El presidente puede reunirse con los dictadores chinos, los opresores yanquis y hasta con los nuevos colonizadores europeos si cree que así se defenderá mejor a la nación. Asumir lo opuesto es simplemente dar por sentado que el presidente es agente extranjero orientado a debilitar el país. Si bien la presidencia actual se caracteriza por un comportamiento errático en rubros tan importantes como la lucha contra la corrupción o el crimen organizado, su metedura de pata con Trump podría más bien ser imputada a un intento desesperado por recuperar el tiempo perdido que por debilitar a la nación.

¿Por qué entonces acusaciones tan subidas de tono? Como el sistema presidencial mexicano sólo permite la remoción del presidente bajo acusaciones de traición o delitos graves, la oposición (la intelectual, más que la partidista) tiene que recurrir al dramatismo. Un sistema sin reelección y sin posibilidad de revocatorio fuerza a los opositores a recurrir a argumentos exagerados. Pero sería mejor gastar esfuerzos en promover reformas políticas que favorezcan la gobernabilidad del país (sin reducir la representación de las preferencias políticas de los ciudadanos), que buscar subterfugios legales para derribar a presidentes que perseveran en el error. El presidente Peña Nieto cuenta con una tasa de aprobación por debajo del 25 por ciento de los ciudadanos, la más baja de la reciente vida democrática. Si México fuera un régimen parlamentario, el presidente Peña Nieto seguramente ya habría sido removido a través de una cuestión de confianza por la propia bancada del PRI en el Congreso.

En las democracias parlamentarias, la mayor parte de los presidentes (o primeros ministros) no caen porque la oposición sea capaz de alterar la mayoría gobernante en el Congreso, sino más bien porque el partido del gobierno pierde la confianza en el primer ministro y le obliga a dimitar para sustituirlo por alguien más alineado con las preferencias políticas del partido. En uno de los casos más conocidos, Margaret Thatcher, la gran ideóloga de la reducción del estado del bienestar, se vio obligada a dimitir por las presiones de su propia bancada conservadora, interesada en frenar la caída en las encuestas por el desgaste de las políticas thatcherianas. John Major, el sucersor de Thatcher, fue capaz de recuperar el espacio perdido y derrotar por cuarta vez consecutiva a los laboristas. De esa derrota surgió el nuevo laborismo encabezado por Tony Blair.

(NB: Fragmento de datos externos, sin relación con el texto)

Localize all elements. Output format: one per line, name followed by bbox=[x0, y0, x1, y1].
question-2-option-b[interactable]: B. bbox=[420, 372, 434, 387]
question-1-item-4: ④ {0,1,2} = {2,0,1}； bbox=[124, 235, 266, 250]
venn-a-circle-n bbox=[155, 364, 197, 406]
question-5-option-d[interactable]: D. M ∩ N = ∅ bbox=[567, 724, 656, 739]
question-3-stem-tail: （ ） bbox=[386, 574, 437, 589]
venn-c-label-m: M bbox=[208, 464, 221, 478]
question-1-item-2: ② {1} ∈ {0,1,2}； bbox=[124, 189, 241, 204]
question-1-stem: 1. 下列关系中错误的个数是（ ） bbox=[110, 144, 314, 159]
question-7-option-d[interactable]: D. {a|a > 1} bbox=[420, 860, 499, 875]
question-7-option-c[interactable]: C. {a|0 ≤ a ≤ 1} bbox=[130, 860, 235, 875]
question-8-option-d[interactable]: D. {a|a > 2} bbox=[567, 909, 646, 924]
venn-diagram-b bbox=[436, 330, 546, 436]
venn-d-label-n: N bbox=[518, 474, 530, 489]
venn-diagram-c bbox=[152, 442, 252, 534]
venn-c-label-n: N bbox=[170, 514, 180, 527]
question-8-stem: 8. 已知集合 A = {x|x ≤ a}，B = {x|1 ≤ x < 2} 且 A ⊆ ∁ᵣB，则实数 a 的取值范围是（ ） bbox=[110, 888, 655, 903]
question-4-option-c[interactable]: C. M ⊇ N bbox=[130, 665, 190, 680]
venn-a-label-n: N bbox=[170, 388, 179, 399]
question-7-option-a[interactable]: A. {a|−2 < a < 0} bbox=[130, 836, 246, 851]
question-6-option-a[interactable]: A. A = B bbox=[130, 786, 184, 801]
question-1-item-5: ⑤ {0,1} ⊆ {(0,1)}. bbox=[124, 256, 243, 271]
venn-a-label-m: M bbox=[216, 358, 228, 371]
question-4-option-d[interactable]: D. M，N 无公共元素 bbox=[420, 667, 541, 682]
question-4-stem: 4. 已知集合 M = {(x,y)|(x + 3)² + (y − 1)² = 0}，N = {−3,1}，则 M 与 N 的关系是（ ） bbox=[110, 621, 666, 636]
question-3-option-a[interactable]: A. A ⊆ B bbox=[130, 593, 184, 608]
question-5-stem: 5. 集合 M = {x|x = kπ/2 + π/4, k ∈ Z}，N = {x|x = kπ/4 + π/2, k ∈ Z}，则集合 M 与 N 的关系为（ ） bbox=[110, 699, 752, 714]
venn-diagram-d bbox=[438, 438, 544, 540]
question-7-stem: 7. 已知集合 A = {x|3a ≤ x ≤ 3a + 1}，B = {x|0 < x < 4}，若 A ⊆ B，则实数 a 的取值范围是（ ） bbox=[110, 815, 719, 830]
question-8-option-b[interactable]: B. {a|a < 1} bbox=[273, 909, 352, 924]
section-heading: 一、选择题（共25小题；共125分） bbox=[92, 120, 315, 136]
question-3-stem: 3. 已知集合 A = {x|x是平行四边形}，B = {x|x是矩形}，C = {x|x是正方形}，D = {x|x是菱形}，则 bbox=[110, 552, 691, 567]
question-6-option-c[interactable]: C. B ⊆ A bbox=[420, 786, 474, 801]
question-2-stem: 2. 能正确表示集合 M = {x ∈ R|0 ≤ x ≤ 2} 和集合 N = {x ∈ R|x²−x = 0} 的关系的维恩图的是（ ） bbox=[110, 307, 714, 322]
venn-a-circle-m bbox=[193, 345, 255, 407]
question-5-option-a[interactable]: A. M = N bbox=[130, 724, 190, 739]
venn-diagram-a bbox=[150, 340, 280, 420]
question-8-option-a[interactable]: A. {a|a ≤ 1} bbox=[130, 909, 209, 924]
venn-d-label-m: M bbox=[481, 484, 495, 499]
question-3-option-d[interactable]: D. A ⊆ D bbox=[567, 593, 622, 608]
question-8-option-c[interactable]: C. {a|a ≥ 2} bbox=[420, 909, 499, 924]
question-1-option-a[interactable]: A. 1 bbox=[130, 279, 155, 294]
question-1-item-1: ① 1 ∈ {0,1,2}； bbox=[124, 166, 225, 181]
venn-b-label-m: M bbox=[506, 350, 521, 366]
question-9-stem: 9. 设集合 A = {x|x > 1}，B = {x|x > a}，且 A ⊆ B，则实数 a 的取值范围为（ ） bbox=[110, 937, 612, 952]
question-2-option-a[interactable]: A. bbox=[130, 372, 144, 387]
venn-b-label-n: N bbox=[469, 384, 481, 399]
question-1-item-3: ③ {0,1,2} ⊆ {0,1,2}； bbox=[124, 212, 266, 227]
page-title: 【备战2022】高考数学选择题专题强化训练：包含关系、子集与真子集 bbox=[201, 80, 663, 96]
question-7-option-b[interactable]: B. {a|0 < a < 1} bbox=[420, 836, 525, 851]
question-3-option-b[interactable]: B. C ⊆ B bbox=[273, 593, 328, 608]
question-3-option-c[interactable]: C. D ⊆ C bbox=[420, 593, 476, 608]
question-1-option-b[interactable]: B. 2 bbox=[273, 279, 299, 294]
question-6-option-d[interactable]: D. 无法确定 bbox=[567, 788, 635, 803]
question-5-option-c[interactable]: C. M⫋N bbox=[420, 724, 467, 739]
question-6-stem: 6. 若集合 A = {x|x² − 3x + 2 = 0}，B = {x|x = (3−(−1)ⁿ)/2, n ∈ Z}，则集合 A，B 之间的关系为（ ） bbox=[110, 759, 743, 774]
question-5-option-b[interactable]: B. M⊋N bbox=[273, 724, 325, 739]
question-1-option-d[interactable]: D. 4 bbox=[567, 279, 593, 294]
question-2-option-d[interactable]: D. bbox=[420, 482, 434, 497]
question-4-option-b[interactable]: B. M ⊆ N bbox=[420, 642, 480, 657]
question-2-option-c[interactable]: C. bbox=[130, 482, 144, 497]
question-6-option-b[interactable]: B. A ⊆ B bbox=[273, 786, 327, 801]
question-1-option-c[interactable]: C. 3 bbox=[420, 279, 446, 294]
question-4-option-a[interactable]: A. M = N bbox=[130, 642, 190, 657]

El presidente Peña Nieto consideró que la corrupción y la criminalidad eran asuntos menores para los ciudadanos mexicanos en comparación con la economía. El presidente jugó fuerte de inicio con el empuje de las reformas energética, fiscal y educativa. Pero perdió. El famoso “crecimiento al cinco por ciento” se ha quedado en un raquítico dos por ciento, por debajo del crecimiento alcanzado en los últimos años de Calderón. Y cuanto más irrelevante es la gestión económica de esta presidencia, más resaltan sus aspectos “menores”: los escándalos de corrupción, la pésima gestión de Ayotzinapa, la creciente espiral de violencia criminal, la deshonrosa política exterior, y finalmente la tradicional doblez del poder frente a los sindicatos “bravos” que se oponen a las reformas.

Por todo ello, con un gobierno agotado, sin capacidad de reacción pero aún con dos años para enderezar algo el rumbo, la bancada priista sin duda preferiría sustituir a Peña Nieto por otro candidato de la casa que fuera capaz de levantar el vuelo y acortar la distancia que la oposición lleva en las encuestas. Pero el mal diseño institucional que sufrimos no permite esa posibilidad. Durante los dos años que quedan de presidencia, al PRI no le queda otra que bloquear como buenamente pueda las desnortadas iniciativas promovidas desde Los Pinos y poner velas a Ricardo Anaya y Miguel Angel Mancera para que desgasten a sus respectivos rivales internos, y allanen el camino para un candidato priista con el 30 por ciento de los votos.

*Luis de la Calle-Robles es profesor de ciencia política en el CIDE (Ciudad de México).